Le retrait de Pretoria de la CPI est "inconstitutionnel"

Le retrait de Pretoria de la CPI est "inconstitutionnel"
©REPORTERS
Marie-France Cros

Le gouvernement ne renoncera pas à la procédure.

Le tribunal de Gauteng Nord, à Pretoria, a jugé mercredi "inconstitutionnelle" la procédure, lancée en octobre dernier par le gouvernement de Jacob Zuma pour retirer l’Afrique du Sud du Statut de Rome, traité créant la Cour pénale internationale (CPI). Il lui a ordonné de retirer la notification de ce retrait aux Nations unies, parce qu’elle est "non valide".

Consulter le parlement

Le tribunal, sollicité par le parti d’opposition Democratic Alliance, a estimé que cette procédure était "prématurée" parce que le gouvernement n’avait pas consulté, mais seulement informé, le parlement de sa décision. Les avocats du gouvernement avaient plaidé que l’adoption et le retrait de traités internationaux était le privilège de l’exécutif; ils n’ont pas été suivis par les trois juges. Ceux-ci ont précisé que leur décision ne portait que sur la forme, pas sur la légalité du retrait.

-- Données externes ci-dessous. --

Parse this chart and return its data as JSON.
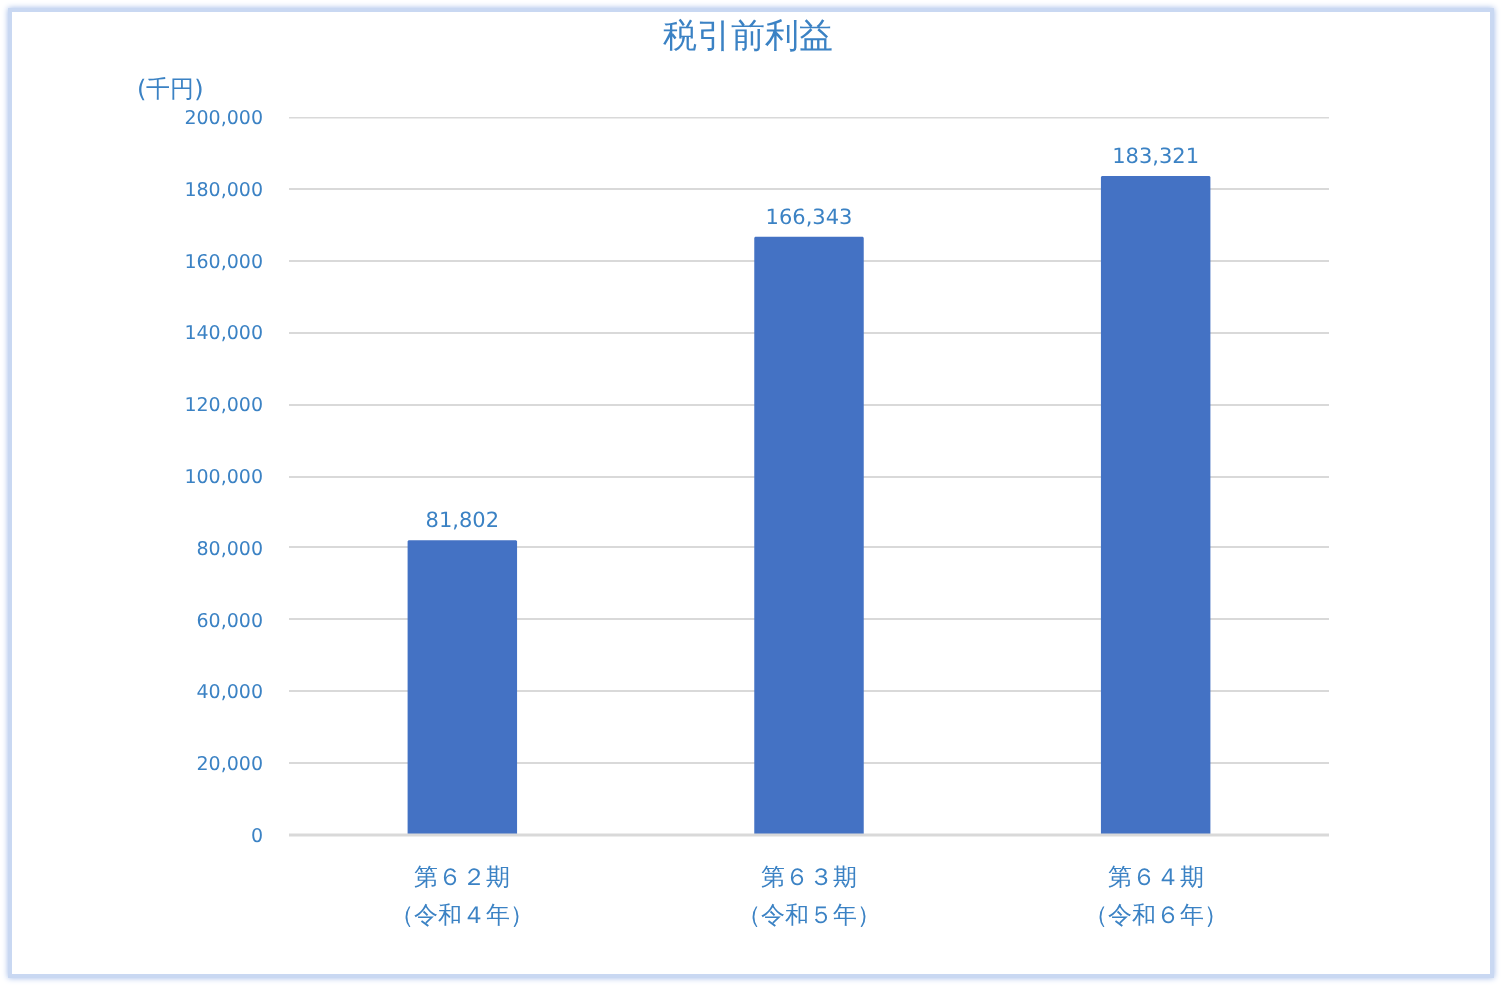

Le ministre de la Justice, Michael Masutha, a déclaré que cette sentence ne ferait que retarder la décision du gouvernement de se retirer de la CPI, parce que celle-ci est "une décision politique de l’exécutif".

Outre l’Afrique du Sud, le Burundi et la Gambie avaient notifié à l’automne dernier aux Nations unies leur décision de se retirer du Statut de Rome. La mesure est effective un an après la notification.

Le nouveau président de Gambie, Adama Barrow, vient d’interrompre la procédure afin de maintenir son pays dans la CPI. La décision de retrait avait été prise par le dictateur gambien déchu, Yahya Jammeh; selon l’AFP, elle était liée à de vaines tentatives gambiennes d’amener la CPI à poursuivre les pays européens pour la mort de nombreux migrants africains en Méditerranée.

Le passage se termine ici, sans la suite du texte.